Different types of savings accounts can help you put money away — and in your pocket — after retirement. These accounts allow you to save money at your discretion, where your funds can generate interest over time. Some institutions will require that you contribute funds into your savings account on a monthly or regular basis.

Each of the most common savings account types can help you earn extra income. A deposit account is a basic type of savings account, where you deposit money into an account managed by your bank, credit union, or other financial institution. Similarly, an online savings account is an account sponsored by your financial institution, sometimes an institution without any physical branches or locations.

A certificate of deposit (CD) is another type of savings account available to you. This savings option is relatively safe, insured by the FDIC up to $250,000. Certificate of deposit accounts can generate considerable interest, especially when you make regular, large deposits.

A health savings account (HSA) can also help you save money.
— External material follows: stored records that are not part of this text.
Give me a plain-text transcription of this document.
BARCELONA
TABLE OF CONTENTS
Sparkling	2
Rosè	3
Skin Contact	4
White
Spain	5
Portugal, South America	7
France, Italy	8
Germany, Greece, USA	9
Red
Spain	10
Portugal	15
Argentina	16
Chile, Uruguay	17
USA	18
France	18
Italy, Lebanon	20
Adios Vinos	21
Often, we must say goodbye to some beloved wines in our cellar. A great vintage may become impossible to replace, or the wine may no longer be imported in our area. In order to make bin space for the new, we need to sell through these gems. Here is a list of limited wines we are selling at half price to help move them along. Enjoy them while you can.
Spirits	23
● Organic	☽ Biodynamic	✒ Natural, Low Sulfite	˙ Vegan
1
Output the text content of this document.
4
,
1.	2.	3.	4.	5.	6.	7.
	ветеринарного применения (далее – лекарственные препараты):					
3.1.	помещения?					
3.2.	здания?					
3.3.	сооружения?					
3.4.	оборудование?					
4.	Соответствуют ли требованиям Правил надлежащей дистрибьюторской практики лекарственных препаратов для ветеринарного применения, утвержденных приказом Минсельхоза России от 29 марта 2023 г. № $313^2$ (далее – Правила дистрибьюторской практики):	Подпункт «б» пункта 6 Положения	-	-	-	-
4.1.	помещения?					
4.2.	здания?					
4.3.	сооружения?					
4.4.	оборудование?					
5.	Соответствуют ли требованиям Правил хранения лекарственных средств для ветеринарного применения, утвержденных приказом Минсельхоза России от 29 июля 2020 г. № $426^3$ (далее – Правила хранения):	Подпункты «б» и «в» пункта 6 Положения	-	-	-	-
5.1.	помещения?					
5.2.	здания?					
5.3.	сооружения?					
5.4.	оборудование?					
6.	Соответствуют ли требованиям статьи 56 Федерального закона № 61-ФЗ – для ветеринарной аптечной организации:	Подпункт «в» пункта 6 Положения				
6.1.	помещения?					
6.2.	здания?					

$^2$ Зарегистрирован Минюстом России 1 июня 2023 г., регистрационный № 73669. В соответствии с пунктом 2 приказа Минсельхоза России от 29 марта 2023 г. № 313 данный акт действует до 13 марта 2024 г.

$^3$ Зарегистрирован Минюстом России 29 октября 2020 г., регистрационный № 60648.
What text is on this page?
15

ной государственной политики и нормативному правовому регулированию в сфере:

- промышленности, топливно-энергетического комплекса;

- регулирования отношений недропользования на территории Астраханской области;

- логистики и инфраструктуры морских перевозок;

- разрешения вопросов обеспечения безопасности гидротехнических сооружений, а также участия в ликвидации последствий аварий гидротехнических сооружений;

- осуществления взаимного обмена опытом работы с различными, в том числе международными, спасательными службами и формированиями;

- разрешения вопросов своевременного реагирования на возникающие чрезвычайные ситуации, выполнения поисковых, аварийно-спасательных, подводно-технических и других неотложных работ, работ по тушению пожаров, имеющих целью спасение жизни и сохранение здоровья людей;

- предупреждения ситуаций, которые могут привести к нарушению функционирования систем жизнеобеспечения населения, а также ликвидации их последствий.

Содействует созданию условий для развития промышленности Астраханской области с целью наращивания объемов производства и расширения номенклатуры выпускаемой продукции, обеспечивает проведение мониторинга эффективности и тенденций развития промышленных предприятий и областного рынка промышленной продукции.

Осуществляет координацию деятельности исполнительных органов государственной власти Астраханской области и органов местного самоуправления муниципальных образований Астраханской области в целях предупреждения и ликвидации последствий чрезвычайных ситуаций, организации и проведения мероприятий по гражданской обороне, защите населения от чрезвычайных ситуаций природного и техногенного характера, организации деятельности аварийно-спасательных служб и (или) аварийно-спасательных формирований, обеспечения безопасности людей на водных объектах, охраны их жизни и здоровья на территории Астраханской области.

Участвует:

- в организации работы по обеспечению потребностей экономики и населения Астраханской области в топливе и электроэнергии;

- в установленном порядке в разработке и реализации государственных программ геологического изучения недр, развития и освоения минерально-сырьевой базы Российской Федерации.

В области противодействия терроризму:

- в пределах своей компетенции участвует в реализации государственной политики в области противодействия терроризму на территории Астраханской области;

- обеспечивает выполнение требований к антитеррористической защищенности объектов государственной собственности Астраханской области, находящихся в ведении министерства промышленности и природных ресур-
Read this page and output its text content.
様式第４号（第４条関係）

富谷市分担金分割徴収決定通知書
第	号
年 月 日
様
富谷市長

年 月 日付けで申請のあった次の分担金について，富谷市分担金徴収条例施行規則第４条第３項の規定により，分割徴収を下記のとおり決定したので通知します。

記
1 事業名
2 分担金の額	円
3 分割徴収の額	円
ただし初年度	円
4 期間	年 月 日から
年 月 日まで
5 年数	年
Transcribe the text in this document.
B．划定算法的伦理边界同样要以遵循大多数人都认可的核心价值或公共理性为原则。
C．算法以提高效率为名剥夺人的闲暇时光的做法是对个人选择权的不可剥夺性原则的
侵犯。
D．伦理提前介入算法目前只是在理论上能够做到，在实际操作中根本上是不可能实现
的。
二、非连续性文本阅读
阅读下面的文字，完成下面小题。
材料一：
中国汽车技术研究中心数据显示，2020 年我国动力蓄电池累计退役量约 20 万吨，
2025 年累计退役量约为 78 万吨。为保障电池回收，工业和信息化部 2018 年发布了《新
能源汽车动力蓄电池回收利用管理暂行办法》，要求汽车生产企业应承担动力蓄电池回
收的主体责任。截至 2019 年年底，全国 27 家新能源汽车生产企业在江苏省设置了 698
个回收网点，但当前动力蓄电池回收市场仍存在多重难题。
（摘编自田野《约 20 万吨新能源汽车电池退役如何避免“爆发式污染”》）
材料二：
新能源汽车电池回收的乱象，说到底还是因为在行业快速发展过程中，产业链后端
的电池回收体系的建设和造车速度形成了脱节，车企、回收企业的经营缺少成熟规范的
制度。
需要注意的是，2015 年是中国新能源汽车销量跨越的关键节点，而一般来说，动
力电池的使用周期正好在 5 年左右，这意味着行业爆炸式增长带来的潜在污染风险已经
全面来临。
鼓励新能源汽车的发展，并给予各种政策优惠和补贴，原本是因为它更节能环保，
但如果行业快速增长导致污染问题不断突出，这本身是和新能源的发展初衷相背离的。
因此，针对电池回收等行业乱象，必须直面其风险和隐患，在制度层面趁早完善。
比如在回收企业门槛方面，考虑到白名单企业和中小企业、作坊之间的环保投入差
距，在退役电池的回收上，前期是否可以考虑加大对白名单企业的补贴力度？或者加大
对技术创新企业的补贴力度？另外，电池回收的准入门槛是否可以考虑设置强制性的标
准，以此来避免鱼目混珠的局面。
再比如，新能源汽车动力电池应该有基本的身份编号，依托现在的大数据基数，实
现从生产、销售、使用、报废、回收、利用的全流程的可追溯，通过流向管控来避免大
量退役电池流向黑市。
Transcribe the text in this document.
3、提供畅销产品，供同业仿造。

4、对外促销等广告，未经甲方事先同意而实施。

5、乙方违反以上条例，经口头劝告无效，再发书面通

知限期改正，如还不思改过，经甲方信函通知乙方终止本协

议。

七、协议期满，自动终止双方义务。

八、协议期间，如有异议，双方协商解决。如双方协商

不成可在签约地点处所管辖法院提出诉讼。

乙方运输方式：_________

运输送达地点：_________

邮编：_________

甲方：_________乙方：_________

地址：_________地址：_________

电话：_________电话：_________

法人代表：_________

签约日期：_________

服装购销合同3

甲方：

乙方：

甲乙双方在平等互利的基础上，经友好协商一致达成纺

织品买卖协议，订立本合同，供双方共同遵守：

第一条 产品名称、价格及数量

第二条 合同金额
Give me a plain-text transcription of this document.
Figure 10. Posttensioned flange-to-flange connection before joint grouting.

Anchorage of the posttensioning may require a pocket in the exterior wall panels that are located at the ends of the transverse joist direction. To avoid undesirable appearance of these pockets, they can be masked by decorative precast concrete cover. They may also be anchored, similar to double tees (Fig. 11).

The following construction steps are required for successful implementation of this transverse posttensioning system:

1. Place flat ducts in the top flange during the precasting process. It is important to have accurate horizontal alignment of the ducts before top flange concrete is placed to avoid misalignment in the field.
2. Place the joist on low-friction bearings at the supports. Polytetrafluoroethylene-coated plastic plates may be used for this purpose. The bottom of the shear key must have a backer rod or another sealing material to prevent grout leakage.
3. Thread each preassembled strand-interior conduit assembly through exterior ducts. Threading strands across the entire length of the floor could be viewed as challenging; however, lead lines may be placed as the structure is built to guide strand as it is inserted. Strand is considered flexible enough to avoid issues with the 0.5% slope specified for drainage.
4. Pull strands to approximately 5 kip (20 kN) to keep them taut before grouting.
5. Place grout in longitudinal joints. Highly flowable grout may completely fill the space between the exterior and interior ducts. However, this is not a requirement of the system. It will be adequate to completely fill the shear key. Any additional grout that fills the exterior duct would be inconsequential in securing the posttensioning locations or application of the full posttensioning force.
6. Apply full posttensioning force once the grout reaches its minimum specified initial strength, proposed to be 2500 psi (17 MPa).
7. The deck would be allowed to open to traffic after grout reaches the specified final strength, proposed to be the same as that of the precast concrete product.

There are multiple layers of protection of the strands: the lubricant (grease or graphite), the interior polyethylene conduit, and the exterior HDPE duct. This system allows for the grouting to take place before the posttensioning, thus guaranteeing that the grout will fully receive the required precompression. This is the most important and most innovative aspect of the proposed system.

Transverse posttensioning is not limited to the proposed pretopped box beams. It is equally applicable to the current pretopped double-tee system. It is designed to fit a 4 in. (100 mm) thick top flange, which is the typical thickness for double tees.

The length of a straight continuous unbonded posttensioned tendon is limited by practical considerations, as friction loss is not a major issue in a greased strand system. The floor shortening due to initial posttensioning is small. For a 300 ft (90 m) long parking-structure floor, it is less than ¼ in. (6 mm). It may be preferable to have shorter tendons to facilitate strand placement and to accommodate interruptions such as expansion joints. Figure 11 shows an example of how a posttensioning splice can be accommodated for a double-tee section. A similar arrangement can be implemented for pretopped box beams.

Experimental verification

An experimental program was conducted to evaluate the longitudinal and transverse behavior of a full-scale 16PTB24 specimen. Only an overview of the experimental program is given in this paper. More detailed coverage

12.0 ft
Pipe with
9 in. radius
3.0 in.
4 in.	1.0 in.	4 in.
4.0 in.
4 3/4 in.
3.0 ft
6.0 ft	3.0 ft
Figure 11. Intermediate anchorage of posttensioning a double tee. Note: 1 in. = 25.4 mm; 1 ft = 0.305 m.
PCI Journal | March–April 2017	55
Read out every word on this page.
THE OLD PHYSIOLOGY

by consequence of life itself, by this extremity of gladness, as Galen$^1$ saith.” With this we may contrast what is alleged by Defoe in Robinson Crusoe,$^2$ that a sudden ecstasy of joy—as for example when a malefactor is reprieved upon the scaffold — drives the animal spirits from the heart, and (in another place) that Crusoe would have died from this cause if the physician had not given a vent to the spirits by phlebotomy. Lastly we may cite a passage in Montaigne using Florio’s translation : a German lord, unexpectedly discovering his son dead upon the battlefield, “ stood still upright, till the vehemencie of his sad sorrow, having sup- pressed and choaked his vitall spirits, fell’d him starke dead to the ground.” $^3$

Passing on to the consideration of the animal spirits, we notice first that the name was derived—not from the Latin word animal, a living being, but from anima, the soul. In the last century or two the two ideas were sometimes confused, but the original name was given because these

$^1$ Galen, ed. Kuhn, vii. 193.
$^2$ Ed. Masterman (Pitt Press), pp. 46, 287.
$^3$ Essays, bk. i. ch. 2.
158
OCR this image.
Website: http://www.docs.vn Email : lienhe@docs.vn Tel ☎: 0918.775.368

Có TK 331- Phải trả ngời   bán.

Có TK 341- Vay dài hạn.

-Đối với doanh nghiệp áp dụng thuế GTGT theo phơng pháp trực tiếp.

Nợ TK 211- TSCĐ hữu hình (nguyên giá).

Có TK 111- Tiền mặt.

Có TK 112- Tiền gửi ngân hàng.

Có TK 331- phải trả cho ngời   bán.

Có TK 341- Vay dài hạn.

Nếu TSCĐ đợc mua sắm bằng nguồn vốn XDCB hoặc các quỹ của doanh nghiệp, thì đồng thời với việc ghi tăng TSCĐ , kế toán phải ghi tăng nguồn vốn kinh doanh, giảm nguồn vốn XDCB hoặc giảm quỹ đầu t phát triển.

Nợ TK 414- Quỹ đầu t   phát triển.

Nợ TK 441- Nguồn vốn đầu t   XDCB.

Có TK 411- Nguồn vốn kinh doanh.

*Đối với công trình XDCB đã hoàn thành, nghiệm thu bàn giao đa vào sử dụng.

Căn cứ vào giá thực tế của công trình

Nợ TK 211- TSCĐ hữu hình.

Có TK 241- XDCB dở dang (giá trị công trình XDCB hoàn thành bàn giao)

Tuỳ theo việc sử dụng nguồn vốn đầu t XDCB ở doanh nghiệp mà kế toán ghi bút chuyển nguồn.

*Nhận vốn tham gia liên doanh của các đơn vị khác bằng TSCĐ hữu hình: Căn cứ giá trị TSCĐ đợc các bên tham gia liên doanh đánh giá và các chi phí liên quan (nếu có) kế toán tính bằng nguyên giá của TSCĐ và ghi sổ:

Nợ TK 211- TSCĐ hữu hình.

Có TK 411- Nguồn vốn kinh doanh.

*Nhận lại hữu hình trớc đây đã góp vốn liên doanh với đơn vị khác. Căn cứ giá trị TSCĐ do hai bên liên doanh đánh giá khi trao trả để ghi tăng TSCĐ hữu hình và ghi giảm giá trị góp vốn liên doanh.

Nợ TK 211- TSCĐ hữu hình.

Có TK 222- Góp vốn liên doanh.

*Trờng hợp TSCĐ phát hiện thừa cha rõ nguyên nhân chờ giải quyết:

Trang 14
When you contribute pre-tax funding toward an HSA account, you can allocate the money toward qualifying medical expenses. You can also use an HSA account to cover a deductible, copay, or other healthcare costs, all as a complement to your existing health insurance package.

Maximize Social Security

Maximizing your Social Security is another great way to put more money in your pocket after you retire. Social Security payments can help ease your transition from full-time work into retirement by subsidizing income.

Reference the below strategies to maximize your Social Security payout:

  • Work until your qualifying retirement age;
  • Wait to claim your Social Security benefits until age 70, since payments increase each year you delay your payout until age 70;
  • Work for a minimum of 35 years to qualify for full payment;
  • Include dependents under age 19.

These and other tips can help you obtain a maximum Social Security payout at the time that you retire.